A raid of Tajinder Singh’s Washington Wine and Convenience store in Usworth, Sunderland, revealed counterfeit plain packs mixed in with legitimate stock in the gantry.

The operation by law authorities took place on 22 May 2017, just two days after compulsory plain packaging was introduced. Imperial Tobacco’s anti-illicit trade manager James Hall warned the discovery is “simply the tip of the iceberg”.

Last month, the 37-year-old retailer admitted fraudulent evading duty on the 10,040 illicit cigarettes found at the premises including counterfeit plain and non-plain packs. The retailer claimed he was unaware the stock was counterfeit and said he'd been duped by a fake wholesaler called “Go Go Beers” offering sleeves of cigarettes at £2-3 less than his normal wholesaler.

However, Singh never sent the invoices to his external accountant and the court ruled he had not shown due diligence in checking the wholesaler’s legitimacy.

His Imperial gantry was removed by the tobacco company last week with Hall warning: “We were concerned before the implementation of the new regulations that standardised packaging would hinder, rather than help, in the fight against illegal tobacco, and cases like the above simply reinforce our contention.”

HMRC’s 2014 impact assessment on plain packaging said legimate retailers may unsuspectingly end up selling counterfeit packs if organised crime groups infiltrate the wholesale market.
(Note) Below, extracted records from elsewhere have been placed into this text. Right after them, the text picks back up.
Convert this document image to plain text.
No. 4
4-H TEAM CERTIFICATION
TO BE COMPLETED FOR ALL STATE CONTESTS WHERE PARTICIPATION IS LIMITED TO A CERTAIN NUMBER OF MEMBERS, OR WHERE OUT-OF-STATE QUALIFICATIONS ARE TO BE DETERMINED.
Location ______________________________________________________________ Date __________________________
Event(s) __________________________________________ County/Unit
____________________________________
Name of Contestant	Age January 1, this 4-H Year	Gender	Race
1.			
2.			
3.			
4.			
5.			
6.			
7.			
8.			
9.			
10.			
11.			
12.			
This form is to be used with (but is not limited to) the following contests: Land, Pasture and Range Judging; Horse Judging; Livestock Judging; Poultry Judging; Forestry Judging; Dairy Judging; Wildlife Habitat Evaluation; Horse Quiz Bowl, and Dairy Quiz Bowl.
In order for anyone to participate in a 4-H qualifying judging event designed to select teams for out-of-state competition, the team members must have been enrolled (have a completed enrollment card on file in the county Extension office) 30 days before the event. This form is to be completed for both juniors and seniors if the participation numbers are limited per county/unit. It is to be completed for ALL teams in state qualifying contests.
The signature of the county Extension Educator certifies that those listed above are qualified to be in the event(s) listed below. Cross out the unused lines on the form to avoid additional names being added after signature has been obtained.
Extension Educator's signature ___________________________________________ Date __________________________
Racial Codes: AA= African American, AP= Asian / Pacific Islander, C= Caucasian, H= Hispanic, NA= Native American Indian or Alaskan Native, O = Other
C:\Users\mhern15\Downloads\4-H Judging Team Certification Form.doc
The tobacco seized at Singh’s store represents the earliest counterfeit plain packs taken by police in the UK, though many more plain counterfeit packs and brands have been reported.

Retail Express exposed the existence of counterfeit plain packs in Autumn 2017, showing the illicit products were being sold at or above RRP to unsuspected customers, creating “a new headache” for trading standards departments.